Incidentally, this last point is in keeping with Kalinowski's assertion based on autosomal STR data. But as before I'm inclined to attribute any increased similarity between Negroids (as opposed to Bushmen) and non-Africans to back-migration from Eurasia to Africa, given that Y chromosomes likely of ultimate Eurasian origin (namely, E, and to a much lesser extent R1b, lineages) predominate among Negroids, while among Bushmen older clades predominate.
Update: A commenter passes on a link to a Google translation of a Spanish newspaper article reporting that Paabo and friends have sequenced the genome of the Denisova hominin, evidently a Homo erectus, and found evidence that genes related to the specimen persist in Melanesians. Update 2: Links are now dead (I assume the story is still supposed to be under embargo); see below for Google translation. Update 3: Much more information on this story is now available elsewhere, of course.
Describe the genome of a new hominid
An international study, led by the Max Planck Institute in Germany and involving the Universitat Pompeu Fabra (UPF) has described the genome of a new hominid, Denisova, who shared a common origin with the Neanderthals.
December 22, 1910 - Barcelona - Ep
The study "Genetic history of an archaic group homin from Denisova Cave in Siberia ', to be published in the journal' Nature ', part of the mitochondrial DNA analysis of a finger bone 30,000 years ago found in a cave in Denisova, in Southern Siberia in Russia, which contained a rare genetic sequence suggesting that it was a form of ancient hominid not yet described.
The latest analysis of the nuclear genome of the extinct hominid and morphology of a tooth from the same specimen suggests a different story. The researcher of the Institute of Evolutionary Bilogía Marquet-Bone Toms UPF studied regions of the genome structural variants that are linked to some human diseases indicate that the genome of Denisovanes is more archaic than that of other hominids, as it shares some features with the chimpanzee genome.
On this basis, the Denisovanes seem to have been a group of hominids who shared a common origin with the ancient Neanderthals, but later had a different evolution. Unlike the Neanderthals, the Denisovanes not contribute to all Eurasian genes today.
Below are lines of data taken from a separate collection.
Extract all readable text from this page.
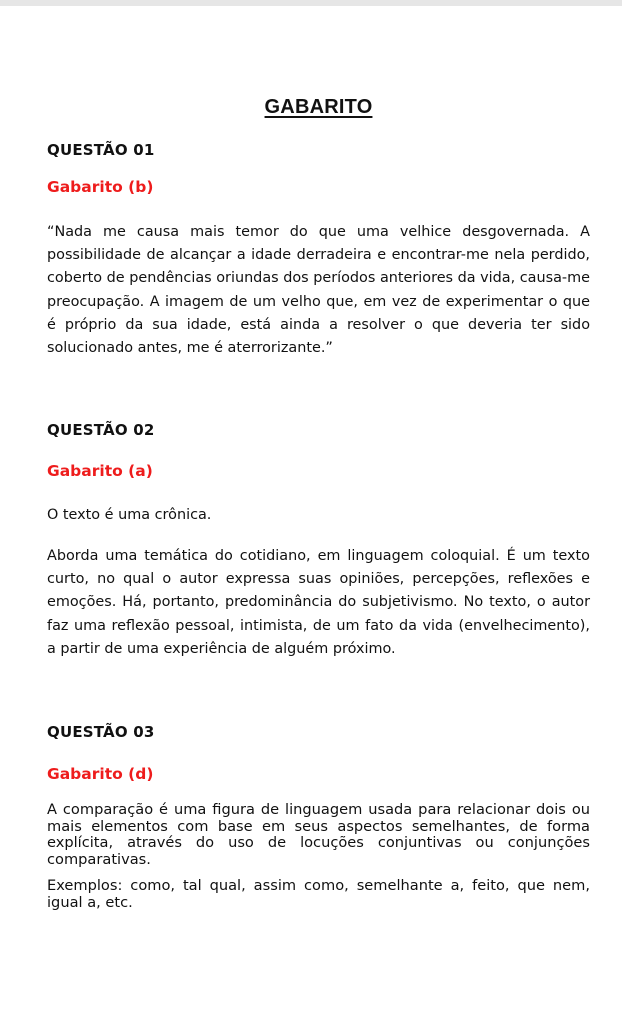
GABARITO

QUESTÃO 01

Gabarito (b)

“Nada me causa mais temor do que uma velhice desgovernada. A possibilidade de alcançar a idade derradeira e encontrar-me nela perdido, coberto de pendências oriundas dos períodos anteriores da vida, causa-me preocupação. A imagem de um velho que, em vez de experimentar o que é próprio da sua idade, está ainda a resolver o que deveria ter sido solucionado antes, me é aterrorizante.”

QUESTÃO 02

Gabarito (a)

O texto é uma crônica.

Aborda uma temática do cotidiano, em linguagem coloquial. É um texto curto, no qual o autor expressa suas opiniões, percepções, reflexões e emoções. Há, portanto, predominância do subjetivismo. No texto, o autor faz uma reflexão pessoal, intimista, de um fato da vida (envelhecimento), a partir de uma experiência de alguém próximo.

QUESTÃO 03

Gabarito (d)

A comparação é uma figura de linguagem usada para relacionar dois ou mais elementos com base em seus aspectos semelhantes, de forma explícita, através do uso de locuções conjuntivas ou conjunções comparativas.

Exemplos: como, tal qual, assim como, semelhante a, feito, que nem, igual a, etc.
However, appear to be closely related to modern populations in Melanesia, a region of Oceania, which suggests that there was interbreeding with the antepsados of the Melanesians. In fact, the current Melanesians are between 4% and 6% of the genetic material Denisovanes extinguished. The discovery of Denisovanes south of Siberia suggests that this group occupied much of Asia during the late Pleistocene - about 50,000 years ago -.
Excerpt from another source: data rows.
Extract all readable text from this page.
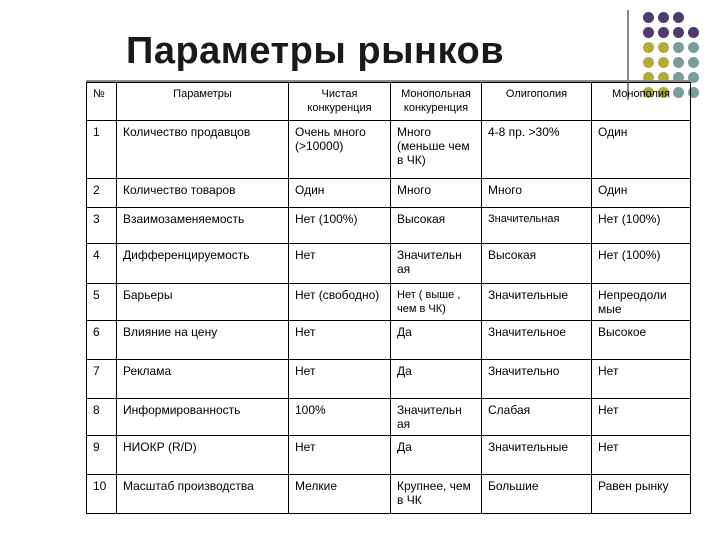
Параметры рынков
№	Параметры	Чистая конкуренция	Монопольная конкуренция	Олигополия	Монополия
1	Количество продавцов	Очень много (>10000)	Много (меньше чем в ЧК)	4-8 пр. >30%	Один
2	Количество товаров	Один	Много	Много	Один
3	Взаимозаменяемость	Нет (100%)	Высокая	Значительная	Нет (100%)
4	Дифференцируемость	Нет	Значительн ая	Высокая	Нет (100%)
5	Барьеры	Нет (свободно)	Нет ( выше , чем в ЧК)	Значительные	Непреодоли мые
6	Влияние на цену	Нет	Да	Значительное	Высокое
7	Реклама	Нет	Да	Значительно	Нет
8	Информированность	100%	Значительн ая	Слабая	Нет
9	НИОКР (R/D)	Нет	Да	Значительные	Нет
10	Масштаб производства	Мелкие	Крупнее, чем в ЧК	Большие	Равен рынку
After DNA analysis, researchers have deduced that the Denisova finger bone belonged to a girl between 6 and 7, who belonged to a group of common genetic origin with Neanderthals, while showing a different population history to this group.
The analysis of a tooth of same specimen, shows a different morphology of Neanderthals and modern humans are more like the old forms of Homo erectus and Homo habilis. Specifically, Denisova genome suggests a complex picture of genetic interactions between the ancestors of humans and other groups of hominids that lived at that time.